No versículo 15, Paulo escreve “nós sabemos” (Pedro e Paulo), retomando o que ambos sabiam a respeito do evangelho, que salva tanto judeus como gentios pela fé somente! Portanto, “quem somos nós”, Paulo argumenta, para negar comunhão aos crentes gentios apenas porque eles não foram circuncidados? Se Deus não exige tal obra para aceita-los, como nos atrevemos a lhes impor uma condição? Se Deus os aceita na sua comunhão, vamos nós negar-lhes a nossa? Se Deus os reconciliou consigo mesmo, como podemos nos afastar daqueles a quem Deus reconciliou? “Portanto, acolham uns aos outros, como também Cristo acolheu vocês, para a glória da Deus” (Rm 15.7). Ora, o próprio Pedro fora justificado pela fé em Cristo somente (v. 16). Além disso, ele já “vivia como gentio”, sem observar regulamentos dietéticos (v. 14).

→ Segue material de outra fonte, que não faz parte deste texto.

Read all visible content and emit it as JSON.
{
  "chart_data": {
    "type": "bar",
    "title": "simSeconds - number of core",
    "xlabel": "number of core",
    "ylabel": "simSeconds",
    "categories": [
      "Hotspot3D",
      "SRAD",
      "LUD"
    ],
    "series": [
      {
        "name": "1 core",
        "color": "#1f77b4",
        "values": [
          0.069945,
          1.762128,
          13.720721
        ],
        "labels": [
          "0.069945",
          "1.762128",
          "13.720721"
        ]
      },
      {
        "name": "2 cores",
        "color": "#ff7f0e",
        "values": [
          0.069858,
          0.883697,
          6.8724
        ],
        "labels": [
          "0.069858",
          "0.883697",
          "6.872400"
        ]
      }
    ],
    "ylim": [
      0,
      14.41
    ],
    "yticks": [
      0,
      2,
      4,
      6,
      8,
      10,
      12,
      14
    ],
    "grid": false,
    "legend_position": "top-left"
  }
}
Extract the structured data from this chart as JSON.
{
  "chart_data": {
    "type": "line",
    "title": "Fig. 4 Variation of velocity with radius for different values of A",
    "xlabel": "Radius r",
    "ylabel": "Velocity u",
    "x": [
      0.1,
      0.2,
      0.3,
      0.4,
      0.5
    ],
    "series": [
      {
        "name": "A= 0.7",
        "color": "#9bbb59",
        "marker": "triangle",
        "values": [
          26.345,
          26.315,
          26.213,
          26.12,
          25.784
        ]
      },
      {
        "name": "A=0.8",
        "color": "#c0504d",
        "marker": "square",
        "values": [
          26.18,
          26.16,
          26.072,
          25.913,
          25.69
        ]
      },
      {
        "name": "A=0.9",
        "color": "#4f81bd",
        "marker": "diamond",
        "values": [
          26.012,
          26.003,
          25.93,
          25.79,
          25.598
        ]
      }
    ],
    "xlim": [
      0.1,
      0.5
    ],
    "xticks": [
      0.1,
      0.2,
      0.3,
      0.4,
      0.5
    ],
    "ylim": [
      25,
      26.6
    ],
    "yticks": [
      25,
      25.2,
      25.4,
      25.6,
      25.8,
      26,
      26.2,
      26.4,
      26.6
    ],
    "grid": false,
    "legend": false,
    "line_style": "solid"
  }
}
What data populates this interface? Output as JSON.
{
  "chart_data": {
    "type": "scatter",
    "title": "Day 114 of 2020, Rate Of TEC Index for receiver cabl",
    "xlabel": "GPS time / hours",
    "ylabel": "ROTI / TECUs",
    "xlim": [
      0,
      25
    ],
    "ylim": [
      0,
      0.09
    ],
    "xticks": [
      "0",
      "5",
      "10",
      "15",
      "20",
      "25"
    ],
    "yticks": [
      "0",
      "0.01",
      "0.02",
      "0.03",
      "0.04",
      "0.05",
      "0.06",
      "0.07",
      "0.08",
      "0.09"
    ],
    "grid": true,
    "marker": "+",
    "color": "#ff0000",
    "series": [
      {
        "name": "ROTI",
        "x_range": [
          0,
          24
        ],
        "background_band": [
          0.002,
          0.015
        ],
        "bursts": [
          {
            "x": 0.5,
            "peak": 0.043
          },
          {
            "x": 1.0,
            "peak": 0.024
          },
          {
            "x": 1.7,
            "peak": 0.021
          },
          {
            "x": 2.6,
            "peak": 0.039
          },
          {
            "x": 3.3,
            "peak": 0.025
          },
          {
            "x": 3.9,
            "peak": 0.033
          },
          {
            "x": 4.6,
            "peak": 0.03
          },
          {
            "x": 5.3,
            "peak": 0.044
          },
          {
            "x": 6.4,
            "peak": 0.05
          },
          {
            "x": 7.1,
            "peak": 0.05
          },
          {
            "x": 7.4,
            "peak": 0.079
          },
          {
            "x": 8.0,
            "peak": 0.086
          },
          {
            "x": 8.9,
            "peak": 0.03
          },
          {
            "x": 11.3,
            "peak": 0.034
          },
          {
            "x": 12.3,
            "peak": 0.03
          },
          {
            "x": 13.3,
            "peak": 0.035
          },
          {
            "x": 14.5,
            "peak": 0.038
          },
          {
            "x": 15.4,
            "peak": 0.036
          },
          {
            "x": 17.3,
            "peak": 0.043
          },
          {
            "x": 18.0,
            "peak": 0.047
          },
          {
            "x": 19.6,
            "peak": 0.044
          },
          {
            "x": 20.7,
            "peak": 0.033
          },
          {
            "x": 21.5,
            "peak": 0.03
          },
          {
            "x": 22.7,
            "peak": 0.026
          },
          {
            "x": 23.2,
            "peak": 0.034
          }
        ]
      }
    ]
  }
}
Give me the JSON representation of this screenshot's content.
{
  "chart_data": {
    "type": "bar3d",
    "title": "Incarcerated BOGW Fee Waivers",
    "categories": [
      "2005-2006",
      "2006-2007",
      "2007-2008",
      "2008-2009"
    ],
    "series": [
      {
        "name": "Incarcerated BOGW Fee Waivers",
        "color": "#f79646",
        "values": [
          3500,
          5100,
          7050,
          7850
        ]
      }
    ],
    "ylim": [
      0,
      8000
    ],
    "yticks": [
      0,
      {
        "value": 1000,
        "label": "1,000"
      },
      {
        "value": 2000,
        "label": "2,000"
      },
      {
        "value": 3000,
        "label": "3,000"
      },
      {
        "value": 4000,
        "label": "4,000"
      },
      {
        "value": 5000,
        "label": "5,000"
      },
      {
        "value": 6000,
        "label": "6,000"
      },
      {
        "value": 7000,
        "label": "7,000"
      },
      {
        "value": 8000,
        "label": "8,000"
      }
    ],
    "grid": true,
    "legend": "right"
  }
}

Não sabemos o resultado exato da atitude de Paulo. Mas sabemos que o fato precipitou o futuro Concílio de Jerusalém (At 15). É possível que Paulo já estivesse a caminho desse Concílio quando escreveu a Carta. Paulo, Barnabé e mais alguns foram designados em Antioquia para ir a Jerusalém falar com os apóstolos a esse respeito. Esse Concílio, por fim, decidiu que a circuncisão não deveria ser exigida dos crentes gentios, o que foi uma grande vitória do evangelho.


Conclusão:


Esse tipo de controvérsia continua existindo na igreja hoje, embora os temas também possam ser outros, bem menos importantes, como o batismo infantil, a forma do batismo, o ministério pastoral, o papel do Espírito Santo etc. A questão, porém, é em que base os crentes podem ter comunhão uns com os outros ou afastar-se uns dos outros? A base é o evangelho somente!


Não basta que “creiamos” no evangelho, nem que lutemos para preservá-lo. É preciso vivenciá-lo! Pedro acrescentou a circuncisão como condição extra para a comunhão com seus irmãos, contrariando o evangelho. Ora, será que somos mais criteriosos do que Deus?